Dimension 3 : Réduction d’incertitude décisionnelle

Un chirurgien hésite entre deux stratégies opératoires, un oncologue est confronté à un profil atypique en deuxième ligne. Dans ces situations, la valeur clinique ne se mesure pas en minutes gagnées mais en incertitude réduite. Le delta d’incertitude ΔI = I_avant − I_après peut être approché par la variance inter-cliniciens, le taux de discordance en RCP, la fréquence de requalification diagnostique. Un outil peut augmenter légèrement le temps de décision mais être accepté si la réduction d’incertitude est substantielle. Le cadre devient bidimensionnel : temps et entropie décisionnelle. Une IA est pertinente si elle améliore l’un ou l’autre sans dégrader excessivement l’autre.

Dimension 4 : Couplage architectural

Le couplage décrit le degré d’interdépendance structurelle entre le composant IA et le SI existant. Trois configurations types : encapsulé (couplage faible — composant autonome, API-first, désactivable sans altération majeure, comme TweenMe), intégré (couplage modéré — IA embarquée dans une application existante, contrainte par le cycle de vie de l’éditeur), diffus (couplage fort — IA distribuée fonctionnellement dans plusieurs couches applicatives, comme l’architecture agentique de PREDICARE). Mais le couplage doit être évalué sur trois plans : technique, contractuel et réglementaire. Un composant techniquement encapsulé peut rester fortement couplé contractuellement. Règle de conception : le degré de couplage doit être proportionnel à la maturité de preuve du modèle et à la criticité de la décision supportée.

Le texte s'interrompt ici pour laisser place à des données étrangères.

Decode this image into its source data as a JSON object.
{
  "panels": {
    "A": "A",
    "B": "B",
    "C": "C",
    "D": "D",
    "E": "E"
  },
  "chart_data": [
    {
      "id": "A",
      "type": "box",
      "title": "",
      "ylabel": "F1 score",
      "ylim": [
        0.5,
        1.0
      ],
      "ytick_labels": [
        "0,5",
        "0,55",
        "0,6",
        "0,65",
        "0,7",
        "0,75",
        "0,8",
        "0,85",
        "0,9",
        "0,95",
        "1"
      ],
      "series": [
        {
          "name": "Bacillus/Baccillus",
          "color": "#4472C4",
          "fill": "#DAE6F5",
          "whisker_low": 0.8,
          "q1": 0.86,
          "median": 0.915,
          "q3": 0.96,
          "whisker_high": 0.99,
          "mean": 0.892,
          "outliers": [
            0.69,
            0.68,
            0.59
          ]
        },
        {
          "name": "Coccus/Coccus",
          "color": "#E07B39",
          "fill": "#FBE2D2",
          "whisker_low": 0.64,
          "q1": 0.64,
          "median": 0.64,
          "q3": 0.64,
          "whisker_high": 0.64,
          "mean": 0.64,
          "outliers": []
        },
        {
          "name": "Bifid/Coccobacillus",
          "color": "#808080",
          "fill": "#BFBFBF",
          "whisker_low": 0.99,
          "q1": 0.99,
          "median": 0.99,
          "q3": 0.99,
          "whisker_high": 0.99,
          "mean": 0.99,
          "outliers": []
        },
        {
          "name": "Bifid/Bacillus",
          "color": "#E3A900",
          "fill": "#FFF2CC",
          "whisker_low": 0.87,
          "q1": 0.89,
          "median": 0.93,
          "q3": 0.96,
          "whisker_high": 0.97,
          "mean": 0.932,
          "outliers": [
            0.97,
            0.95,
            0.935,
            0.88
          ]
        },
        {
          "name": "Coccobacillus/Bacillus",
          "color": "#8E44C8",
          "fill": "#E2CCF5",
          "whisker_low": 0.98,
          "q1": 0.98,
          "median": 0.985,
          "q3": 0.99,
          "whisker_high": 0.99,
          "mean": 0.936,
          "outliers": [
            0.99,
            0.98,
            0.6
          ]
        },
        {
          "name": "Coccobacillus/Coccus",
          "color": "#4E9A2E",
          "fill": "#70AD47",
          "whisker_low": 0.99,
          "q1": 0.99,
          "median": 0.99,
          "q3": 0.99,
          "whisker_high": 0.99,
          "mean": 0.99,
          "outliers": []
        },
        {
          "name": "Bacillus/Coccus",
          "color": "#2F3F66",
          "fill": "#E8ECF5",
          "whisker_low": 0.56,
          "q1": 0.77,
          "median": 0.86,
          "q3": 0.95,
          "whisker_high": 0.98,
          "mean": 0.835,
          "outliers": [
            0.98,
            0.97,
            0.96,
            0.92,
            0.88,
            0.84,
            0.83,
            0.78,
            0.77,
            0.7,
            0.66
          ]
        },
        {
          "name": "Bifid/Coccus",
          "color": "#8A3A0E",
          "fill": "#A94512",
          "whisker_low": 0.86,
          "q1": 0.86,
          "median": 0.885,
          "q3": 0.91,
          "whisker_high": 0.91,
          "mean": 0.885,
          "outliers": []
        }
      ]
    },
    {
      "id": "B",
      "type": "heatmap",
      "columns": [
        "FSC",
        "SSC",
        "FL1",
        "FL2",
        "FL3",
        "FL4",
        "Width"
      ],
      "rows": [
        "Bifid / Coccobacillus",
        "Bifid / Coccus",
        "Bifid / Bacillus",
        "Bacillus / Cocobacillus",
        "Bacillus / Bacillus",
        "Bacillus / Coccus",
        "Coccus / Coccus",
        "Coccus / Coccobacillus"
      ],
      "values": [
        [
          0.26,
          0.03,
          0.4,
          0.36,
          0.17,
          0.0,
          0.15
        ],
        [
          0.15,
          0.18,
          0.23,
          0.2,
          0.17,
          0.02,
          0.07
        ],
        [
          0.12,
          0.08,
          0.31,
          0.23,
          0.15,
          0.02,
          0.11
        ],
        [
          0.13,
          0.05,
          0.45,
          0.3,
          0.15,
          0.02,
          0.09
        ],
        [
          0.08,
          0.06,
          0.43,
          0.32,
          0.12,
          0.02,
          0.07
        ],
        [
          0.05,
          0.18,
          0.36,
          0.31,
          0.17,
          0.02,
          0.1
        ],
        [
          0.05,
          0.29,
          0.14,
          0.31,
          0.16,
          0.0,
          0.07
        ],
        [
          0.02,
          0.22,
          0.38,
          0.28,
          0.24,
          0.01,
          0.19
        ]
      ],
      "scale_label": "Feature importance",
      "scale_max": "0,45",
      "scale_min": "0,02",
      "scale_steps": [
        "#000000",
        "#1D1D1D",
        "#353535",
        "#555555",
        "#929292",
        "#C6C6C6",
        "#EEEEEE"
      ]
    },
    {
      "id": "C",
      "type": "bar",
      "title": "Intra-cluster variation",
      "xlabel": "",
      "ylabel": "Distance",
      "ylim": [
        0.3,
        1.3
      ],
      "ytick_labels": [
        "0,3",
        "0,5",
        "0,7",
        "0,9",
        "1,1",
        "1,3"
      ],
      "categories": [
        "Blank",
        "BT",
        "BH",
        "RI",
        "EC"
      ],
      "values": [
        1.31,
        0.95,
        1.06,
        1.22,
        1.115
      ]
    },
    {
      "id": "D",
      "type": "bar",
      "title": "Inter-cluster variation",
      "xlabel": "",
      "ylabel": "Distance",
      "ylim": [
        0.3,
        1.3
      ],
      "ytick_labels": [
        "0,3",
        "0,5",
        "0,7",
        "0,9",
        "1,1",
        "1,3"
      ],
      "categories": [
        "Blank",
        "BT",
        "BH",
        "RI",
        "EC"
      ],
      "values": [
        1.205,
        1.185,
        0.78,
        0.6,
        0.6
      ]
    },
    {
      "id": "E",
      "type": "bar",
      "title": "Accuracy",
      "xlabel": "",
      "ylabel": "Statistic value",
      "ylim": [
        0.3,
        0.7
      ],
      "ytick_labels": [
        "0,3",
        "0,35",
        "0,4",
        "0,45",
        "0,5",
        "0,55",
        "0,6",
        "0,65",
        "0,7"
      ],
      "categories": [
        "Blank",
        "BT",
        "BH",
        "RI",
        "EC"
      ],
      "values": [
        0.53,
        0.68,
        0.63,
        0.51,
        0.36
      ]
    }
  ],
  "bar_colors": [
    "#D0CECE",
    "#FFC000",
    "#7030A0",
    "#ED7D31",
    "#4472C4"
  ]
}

Dimension 5 : Charge écosystémique et TCO

L’erreur classique : évaluer l’impact uniquement du point de vue de l’utilisateur final. L’IA génère une charge distribuée — clinicien (cognitive, temporelle), DSI (intégration, maintenance, monitoring, cybersécurité, coordination multi-éditeurs), gouvernance (conformité réglementaire, documentation technique, surveillance post-market), organisationnelle (formation, conduite du changement), souveraineté (infrastructure, localisation des données, dépendance stratégique). Le TCO rarement calculé en amont inclut les coûts d’intégration, de maintenance continue, réglementaires et de réversibilité. Un outil peut avoir un T_net positif localement et rester globalement non viable si la charge DSI ou réglementaire excède la capacité organisationnelle. L’erreur plus profonde encore est de ne pas penser a priori les moyens de la mesure de l’efficacité médico-économique.

Dimension 6 : Réversibilité et dégradation gracieuse

Un système clinique est un système critique. L’introduction d’un composant IA ne doit jamais transformer une assistance en point de défaillance unique. Trois exigences : réversibilité fonctionnelle (le système doit pouvoir fonctionner sans le composant IA, plan de retrait formalisé et testé en simulation), redondance et continuité d’activité (multi-nœuds, PRA et PCA intégrant explicitement le composant IA, délais de bascule compatibles avec la criticité clinique), dégradation gracieuse (monitoring continu, seuils explicites d’alerte, réduction progressive du périmètre d’intervention). Un modèle indisponible est visible ; un modèle dégradé silencieusement est dangereux. La dégradation gracieuse doit être testée périodiquement comme un exercice incendie.

Matrice d’éligibilité et interactions entre dimensions

Ces six dimensions forment un système de contraintes couplées. Zone de fragilité structurelle : T_net négatif dans la topologie cible, couplage fort avec modèle à maturité faible, absence de PRA intégrant le composant IA, réversibilité non testée, charge DSI non compensée. Zone d’expérimentation acceptable : couplage faible ou encapsulé, topologie individuelle ou asynchrone, monitoring actif du drift, réversibilité testée périodiquement. Un déficit sévère sur une seule dimension suffit à compromettre l’ensemble. Ce cadre n’est pas un outil anti-technologie — c’est un outil anti-déploiement naïf. La fiche bristol ne demande pas de cadre en six dimensions : elle fonctionne, elle est disponible, elle ne plante pas, elle ne peut pas être rançongiciellisée. Elle survivra tant que le numérique n’offrira pas un niveau de robustesse équivalent.